For the end user, industry specialization enables continuous improvement that benefits all platform users. For example, a retail industry solution is deployed across multiple retailers, it learns from collective data patterns, adapts to industry trends and incorporates best practices from high-performing implementations. - Implementation speed and efficiency: The transition to Service-as-Software isn't merely an operational improvement; it's becoming a competitive necessity. As McKinsey's latest research shows, 65% of respondents report that their organizations are regularly using GenAI, double the percentage from a previous survey. This explosive adoption rate creates market pressure that traditional custom development approaches cannot sustainably address.
Leading IT services providers are recognizing that their strength isn’t in writing custom code from scratch, but in their capacity to deliver proven, industry-specific solutions quickly and effectively. This requires a fundamental shift in organizational structure, from project-based teams to product-based platforms. The initial building cost is higher and requires deep domain expertise, extensive testing and robust infrastructure. However, the end product becomes increasingly attractive as solutions are deployed across multiple clients. - Mindset shift: Crucially, the industry’s earlier resistance to modularity, rooted in the belief that “every use case is unique,” is falling apart due to speed, cost and scale of impact. As Gartner notes in its 2025 AI Market Guide, “Enterprise AI success will increasingly depend not on model novelty but on operational repeatability.” Service-as-Software will enable enterprise-scale adoption by abstracting complexity behind proven, configurable GenAI services.
The biggest differentiating factor for Service-as-Software is that it represents a fusion of intelligence with software engineering, where the service is not merely hosted in the cloud but embedded as a productized component, governed by SLAs, version control and continuous updates.
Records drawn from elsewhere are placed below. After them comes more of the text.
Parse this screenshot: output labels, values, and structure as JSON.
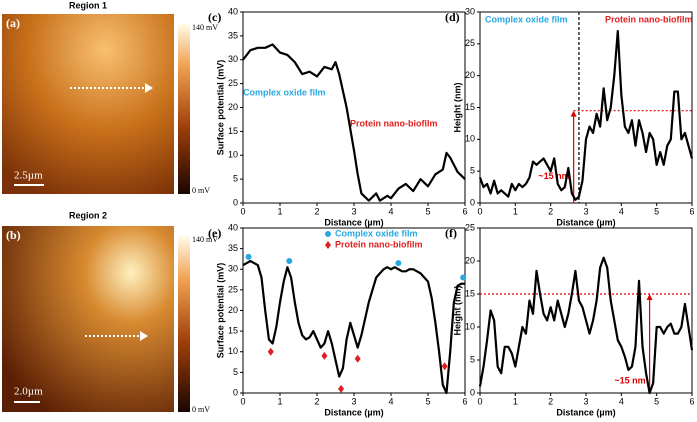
{
  "images": [
    {
      "label": "(a)",
      "title": "Region 1",
      "scale_bar": "2.5µm",
      "colorbar_max": "140 mV",
      "colorbar_min": "0 mV"
    },
    {
      "label": "(b)",
      "title": "Region 2",
      "scale_bar": "2.0µm",
      "colorbar_max": "140 mV",
      "colorbar_min": "0 mV"
    }
  ],
  "chart_data": [
    {
      "type": "line",
      "panel_label": "(c)",
      "xlabel": "Distance (µm)",
      "ylabel": "Surface potential (mV)",
      "xlim": [
        0,
        6
      ],
      "ylim": [
        0,
        40
      ],
      "xticks": [
        0,
        1,
        2,
        3,
        4,
        5,
        6
      ],
      "yticks": [
        0,
        5,
        10,
        15,
        20,
        25,
        30,
        35,
        40
      ],
      "annotations": [
        {
          "text": "Complex oxide film",
          "color": "#29a8e0"
        },
        {
          "text": "Protein nano-biofilm",
          "color": "#e02020"
        }
      ],
      "series": [
        {
          "color": "#000000",
          "x": [
            0,
            0.2,
            0.4,
            0.6,
            0.8,
            1,
            1.2,
            1.4,
            1.6,
            1.8,
            2,
            2.2,
            2.4,
            2.5,
            2.6,
            2.8,
            3,
            3.1,
            3.2,
            3.4,
            3.6,
            3.7,
            3.9,
            4,
            4.2,
            4.4,
            4.6,
            4.8,
            5,
            5.2,
            5.4,
            5.5,
            5.6,
            5.8,
            6
          ],
          "values": [
            30,
            32,
            32.5,
            32.5,
            33.2,
            31.5,
            31,
            29.5,
            27,
            27.5,
            26.5,
            28.5,
            28,
            29.5,
            27,
            20,
            11,
            6,
            2,
            0.5,
            2,
            0.5,
            1.5,
            1,
            3,
            4,
            2.5,
            5,
            3.5,
            6,
            7,
            10.5,
            9.5,
            6.5,
            5
          ]
        }
      ]
    },
    {
      "type": "line",
      "panel_label": "(d)",
      "xlabel": "Distance (µm)",
      "ylabel": "Height (nm)",
      "xlim": [
        0,
        6
      ],
      "ylim": [
        0,
        30
      ],
      "xticks": [
        0,
        1,
        2,
        3,
        4,
        5,
        6
      ],
      "yticks": [
        0,
        5,
        10,
        15,
        20,
        25,
        30
      ],
      "vline": 2.8,
      "hline": 14.5,
      "hline_label": "~15 nm",
      "annotations": [
        {
          "text": "Complex oxide film",
          "color": "#29a8e0"
        },
        {
          "text": "Protein nano-biofilm",
          "color": "#e02020"
        }
      ],
      "series": [
        {
          "color": "#000000",
          "x": [
            0,
            0.1,
            0.2,
            0.3,
            0.4,
            0.5,
            0.6,
            0.7,
            0.8,
            0.9,
            1,
            1.1,
            1.2,
            1.3,
            1.4,
            1.5,
            1.6,
            1.7,
            1.8,
            1.9,
            2,
            2.1,
            2.2,
            2.3,
            2.4,
            2.5,
            2.6,
            2.7,
            2.8,
            2.9,
            3,
            3.1,
            3.2,
            3.3,
            3.4,
            3.5,
            3.6,
            3.7,
            3.8,
            3.9,
            4,
            4.1,
            4.2,
            4.3,
            4.4,
            4.5,
            4.6,
            4.7,
            4.8,
            4.9,
            5,
            5.1,
            5.2,
            5.3,
            5.4,
            5.5,
            5.6,
            5.7,
            5.8,
            5.9,
            6
          ],
          "values": [
            4,
            2.5,
            3,
            1.5,
            3.5,
            1.5,
            2,
            1.5,
            1,
            3,
            2,
            3,
            2.5,
            3,
            4,
            6.5,
            6,
            6.5,
            7,
            6,
            5,
            7,
            3,
            2,
            2.5,
            5.5,
            1.5,
            0.5,
            1,
            3.5,
            10,
            12,
            11,
            14,
            12,
            18,
            13,
            15,
            20,
            27,
            17,
            12,
            11,
            13,
            9,
            13,
            11,
            8,
            11,
            10,
            6,
            8,
            6,
            9,
            10,
            17.5,
            17.5,
            10,
            11,
            9,
            7
          ]
        }
      ]
    },
    {
      "type": "line",
      "panel_label": "(e)",
      "xlabel": "Distance (µm)",
      "ylabel": "Surface potential (mV)",
      "xlim": [
        0,
        6
      ],
      "ylim": [
        0,
        40
      ],
      "xticks": [
        0,
        1,
        2,
        3,
        4,
        5,
        6
      ],
      "yticks": [
        0,
        5,
        10,
        15,
        20,
        25,
        30,
        35,
        40
      ],
      "series": [
        {
          "color": "#000000",
          "x": [
            0,
            0.1,
            0.2,
            0.3,
            0.4,
            0.5,
            0.6,
            0.7,
            0.8,
            0.9,
            1,
            1.1,
            1.2,
            1.3,
            1.4,
            1.5,
            1.6,
            1.7,
            1.8,
            1.9,
            2,
            2.1,
            2.2,
            2.3,
            2.4,
            2.5,
            2.6,
            2.7,
            2.8,
            2.9,
            3,
            3.1,
            3.2,
            3.3,
            3.4,
            3.5,
            3.6,
            3.7,
            3.8,
            3.9,
            4,
            4.1,
            4.2,
            4.3,
            4.4,
            4.5,
            4.6,
            4.7,
            4.8,
            4.9,
            5,
            5.1,
            5.2,
            5.3,
            5.4,
            5.5,
            5.6,
            5.7,
            5.8,
            5.9,
            6
          ],
          "values": [
            31,
            31.5,
            32,
            31.5,
            31,
            28,
            20,
            13,
            12,
            16,
            22,
            27,
            30.5,
            28,
            22,
            17,
            14,
            13,
            13.5,
            15,
            13,
            11,
            12,
            15,
            12,
            8,
            4,
            6,
            13,
            17,
            14,
            11,
            14,
            18,
            22,
            25,
            28,
            29,
            30,
            30.5,
            30,
            30.5,
            30,
            29.5,
            29.5,
            30,
            30,
            29.5,
            29,
            28,
            27,
            23,
            17,
            10,
            2,
            0,
            10,
            22,
            26,
            26.5,
            26.5
          ]
        },
        {
          "name": "Complex oxide film",
          "marker": "circle",
          "color": "#29a8e0",
          "x": [
            0.15,
            1.25,
            4.2,
            5.95
          ],
          "values": [
            33,
            32,
            31.5,
            28
          ]
        },
        {
          "name": "Protein nano-biofilm",
          "marker": "diamond",
          "color": "#e02020",
          "x": [
            0.75,
            2.2,
            2.65,
            3.1,
            5.45
          ],
          "values": [
            10,
            9,
            1,
            8.3,
            6.5
          ]
        }
      ]
    },
    {
      "type": "line",
      "panel_label": "(f)",
      "xlabel": "Distance (µm)",
      "ylabel": "Height (nm)",
      "xlim": [
        0,
        6
      ],
      "ylim": [
        0,
        25
      ],
      "xticks": [
        0,
        1,
        2,
        3,
        4,
        5,
        6
      ],
      "yticks": [
        0,
        5,
        10,
        15,
        20,
        25
      ],
      "hline": 15,
      "hline_label": "~15 nm",
      "arrow_x": 4.8,
      "series": [
        {
          "color": "#000000",
          "x": [
            0,
            0.1,
            0.2,
            0.3,
            0.4,
            0.5,
            0.6,
            0.7,
            0.8,
            0.9,
            1,
            1.1,
            1.2,
            1.3,
            1.4,
            1.5,
            1.6,
            1.7,
            1.8,
            1.9,
            2,
            2.1,
            2.2,
            2.3,
            2.4,
            2.5,
            2.6,
            2.7,
            2.8,
            2.9,
            3,
            3.1,
            3.2,
            3.3,
            3.4,
            3.5,
            3.6,
            3.7,
            3.8,
            3.9,
            4,
            4.1,
            4.2,
            4.3,
            4.4,
            4.5,
            4.6,
            4.7,
            4.8,
            4.9,
            5,
            5.1,
            5.2,
            5.3,
            5.4,
            5.5,
            5.6,
            5.7,
            5.8,
            5.9,
            6
          ],
          "values": [
            1,
            4,
            8,
            12.5,
            11,
            4,
            3,
            7,
            7,
            6,
            4,
            7,
            10,
            9,
            14,
            12,
            18.5,
            15,
            12,
            11,
            13,
            11,
            14,
            12,
            10,
            12,
            15,
            18.5,
            14,
            13,
            11,
            9,
            11,
            14,
            19,
            20.5,
            19,
            14,
            11,
            8,
            7,
            5.5,
            3.5,
            4,
            7,
            17,
            7,
            3,
            0,
            1.5,
            10,
            10,
            9,
            10,
            10.5,
            9,
            9,
            10,
            13.5,
            10,
            6.5
          ]
        }
      ]
    }
  ]
}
These offerings represent repeatable IP, not custom projects that are built from scratch.
Pre-build advantage: The way forward
The path from longer customization cycles to agile modular development requires careful navigation of several key challenges. Client expectations must be managed, as many organizations initially resist modular solutions, believing their requirements are unique. Internal teams must be retrained to think like product managers rather than project managers. Organizational structures must be redesigned to support platform development rather than project delivery.
The most successful IT services providers are adopting a "platform plus" approach that captures the efficiency benefits of modularity while preserving the ability to deliver unique value. They develop modular platforms that address the majority of common requirements, then offer specialized customization services for differentiating capabilities.
As this transformation accelerates over time, ecosystems of pre-built GenAI solutions will emerge, letting enterprises configure industry-grade intelligence like building blocks that can be combined and configured to meet specific client needs. Clients will have access to sophisticated GenAI solutions that would have been impossible to develop independently.
The shift from bespoke solutions to modular, industry-specific platforms marks more than a technological evolution; it signals a redefinition of how enterprises create value. Those who lead this transformation won’t just navigate the GenAI era; they’ll shape it.
The results are clear: faster rollouts, lower costs, higher performance and built-in continuous improvement. Enterprises that embrace this shift will not only future-proof their operations but will set the pace for what comes next.
The future belongs to those who turn the art of bespoke development into the science of pre-build solutions.